Although Szuba thinks individuals should take steps to protect themselves, she’d also like politicians to enact sensible background-check laws. “It’s our responsibility to talk to politicians, voice our concerns, and vote them out if they’re not doing the job that they’re hired to do,” she says, adding that she’s a firm believer in the Second Amendment. “I have no problem with somebody background-checking me. If you have a problem with that, you probably shouldn’t have a gun.”

Denise Kennedy brought her two young sons, Carl, 6, and Louis, 5, with her to Burns’s lesson. Kennedy has been bringing Carl to such classes since he was 4. Though he has autism, and sometimes reacts negatively in the presence of loud noises, Kennedy said the risk of discomfort during gunfire simulations was worth it.
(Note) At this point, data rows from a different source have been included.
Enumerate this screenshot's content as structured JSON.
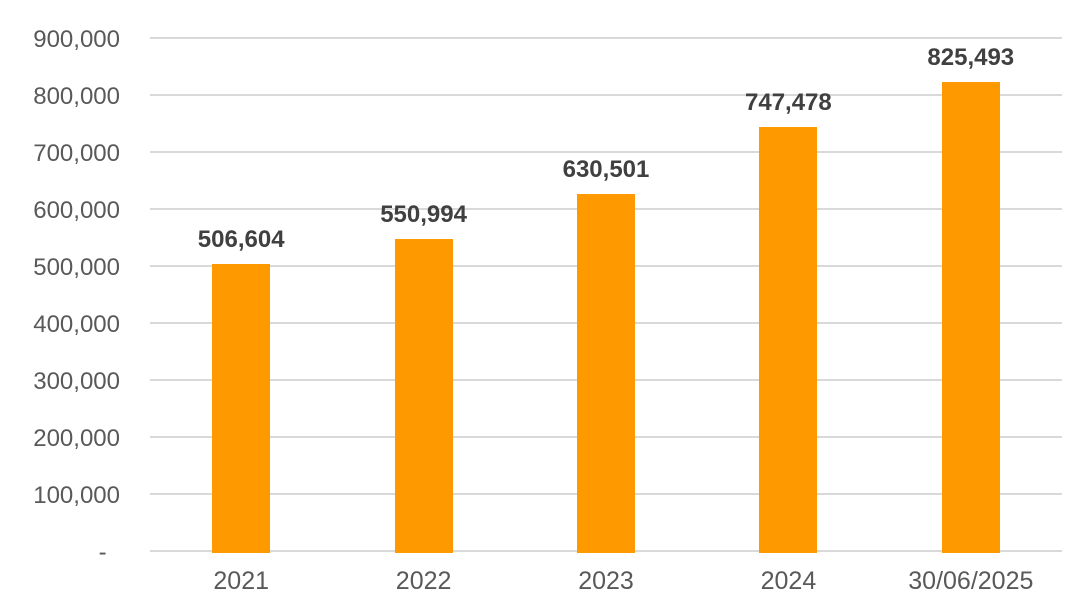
{
  "chart_data": {
    "type": "bar",
    "categories": [
      "2021",
      "2022",
      "2023",
      "2024",
      "30/06/2025"
    ],
    "values": [
      506604,
      550994,
      630501,
      747478,
      825493
    ],
    "data_labels": [
      "506,604",
      "550,994",
      "630,501",
      "747,478",
      "825,493"
    ],
    "title": "",
    "xlabel": "",
    "ylabel": "",
    "ylim": [
      0,
      900000
    ],
    "ytick_interval": 100000,
    "ytick_labels": [
      "-  ",
      "100,000",
      "200,000",
      "300,000",
      "400,000",
      "500,000",
      "600,000",
      "700,000",
      "800,000",
      "900,000"
    ],
    "grid": true,
    "legend": false,
    "colors": {
      "bar": "#FF9900",
      "data_label": "#404040",
      "axis_text": "#595959",
      "gridline": "#D9D9D9",
      "background": "#FFFFFF"
    }
  }
}
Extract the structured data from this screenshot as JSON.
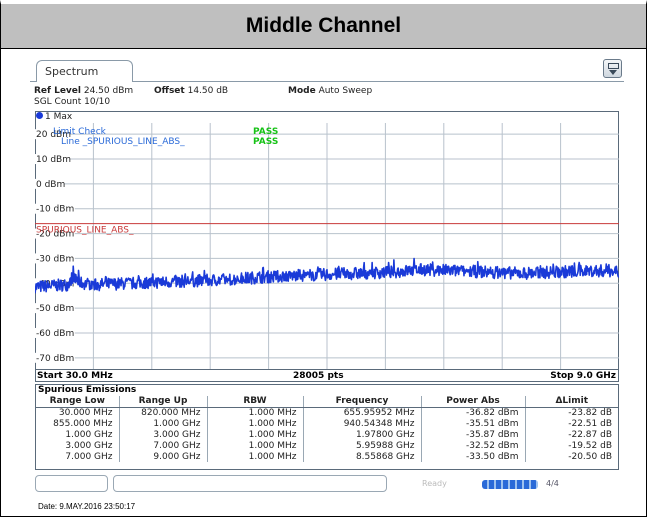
{
  "header": {
    "title": "Middle Channel"
  },
  "tab": {
    "label": "Spectrum"
  },
  "settings": {
    "ref_level_label": "Ref Level",
    "ref_level_value": "24.50 dBm",
    "offset_label": "Offset",
    "offset_value": "14.50 dB",
    "mode_label": "Mode",
    "mode_value": "Auto Sweep",
    "sgl_count": "SGL Count 10/10"
  },
  "trace": {
    "label": "1 Max",
    "color": "#1a3ad8"
  },
  "limit_check": {
    "title": "Limit Check",
    "title_status": "PASS",
    "line_label": "Line _SPURIOUS_LINE_ABS_",
    "line_status": "PASS",
    "limit_line_name": "SPURIOUS_LINE_ABS_",
    "limit_line_level_dbm": -16,
    "pass_color": "#17c217",
    "limit_color": "#c83a3a"
  },
  "chart_data": {
    "type": "line",
    "y_ticks": [
      "20 dBm",
      "10 dBm",
      "0 dBm",
      "-10 dBm",
      "-20 dBm",
      "-30 dBm",
      "-40 dBm",
      "-50 dBm",
      "-60 dBm",
      "-70 dBm"
    ],
    "y_tick_values": [
      20,
      10,
      0,
      -10,
      -20,
      -30,
      -40,
      -50,
      -60,
      -70
    ],
    "ylim": [
      -74.5,
      24.5
    ],
    "xlim_ghz": [
      0.03,
      9.0
    ],
    "grid": true,
    "series": [
      {
        "x_ghz": [
          0.03,
          0.3,
          0.55,
          0.6,
          0.75,
          1.0,
          1.5,
          2.0,
          2.5,
          3.0,
          3.5,
          4.0,
          4.5,
          5.0,
          5.5,
          6.0,
          6.5,
          7.0,
          7.5,
          8.0,
          8.5,
          9.0
        ],
        "y_dbm": [
          -41.5,
          -41.0,
          -40.5,
          -37.5,
          -40.0,
          -40.5,
          -40.0,
          -39.5,
          -39.0,
          -38.5,
          -37.5,
          -37.0,
          -36.5,
          -36.0,
          -35.5,
          -34.5,
          -35.0,
          -35.5,
          -36.0,
          -35.5,
          -35.0,
          -35.0
        ]
      }
    ]
  },
  "axis": {
    "start": "Start 30.0 MHz",
    "points": "28005 pts",
    "stop": "Stop 9.0 GHz"
  },
  "spurious": {
    "title": "Spurious Emissions",
    "columns": [
      "Range Low",
      "Range Up",
      "RBW",
      "Frequency",
      "Power Abs",
      "ΔLimit"
    ],
    "rows": [
      [
        "30.000 MHz",
        "820.000 MHz",
        "1.000 MHz",
        "655.95952 MHz",
        "-36.82 dBm",
        "-23.82 dB"
      ],
      [
        "855.000 MHz",
        "1.000 GHz",
        "1.000 MHz",
        "940.54348 MHz",
        "-35.51 dBm",
        "-22.51 dB"
      ],
      [
        "1.000 GHz",
        "3.000 GHz",
        "1.000 MHz",
        "1.97800 GHz",
        "-35.87 dBm",
        "-22.87 dB"
      ],
      [
        "3.000 GHz",
        "7.000 GHz",
        "1.000 MHz",
        "5.95988 GHz",
        "-32.52 dBm",
        "-19.52 dB"
      ],
      [
        "7.000 GHz",
        "9.000 GHz",
        "1.000 MHz",
        "8.55868 GHz",
        "-33.50 dBm",
        "-20.50 dB"
      ]
    ]
  },
  "status": {
    "label": "Ready",
    "extra": "4/4"
  },
  "footer": {
    "date": "Date: 9.MAY.2016  23:50:17"
  }
}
“My thought process was that we could work through this now, in a safe setting, versus if he were to totally freeze in a bad setting,” she says. Luckily, the noises did not upset Carl, and Kennedy says he has been able to use what he’s learned in Burns’s classes to stay safe on the playground and when a stranger approached him in their neighborhood.

Though Kennedy says gun violence is a problem, she doesn’t believe legislative action is the answer. “You can hide all the weapons you want,” she says. “They’re still going to get their hands on something.”

Like Kennedy, Burns says he thinks violence will happen whether or not new gun laws are enacted. But in the absence of any other solution to a problem that has already killed 279 people this year in the U.S., he hopes his classes will help.

“I wish we could stop teaching this,” he told TIME. “Anybody that teaches active-shooter response training should wish to say it’s not an industry that we want to be in. But if we don’t give [people] the best tools, then we’re not doing what we should be doing either.”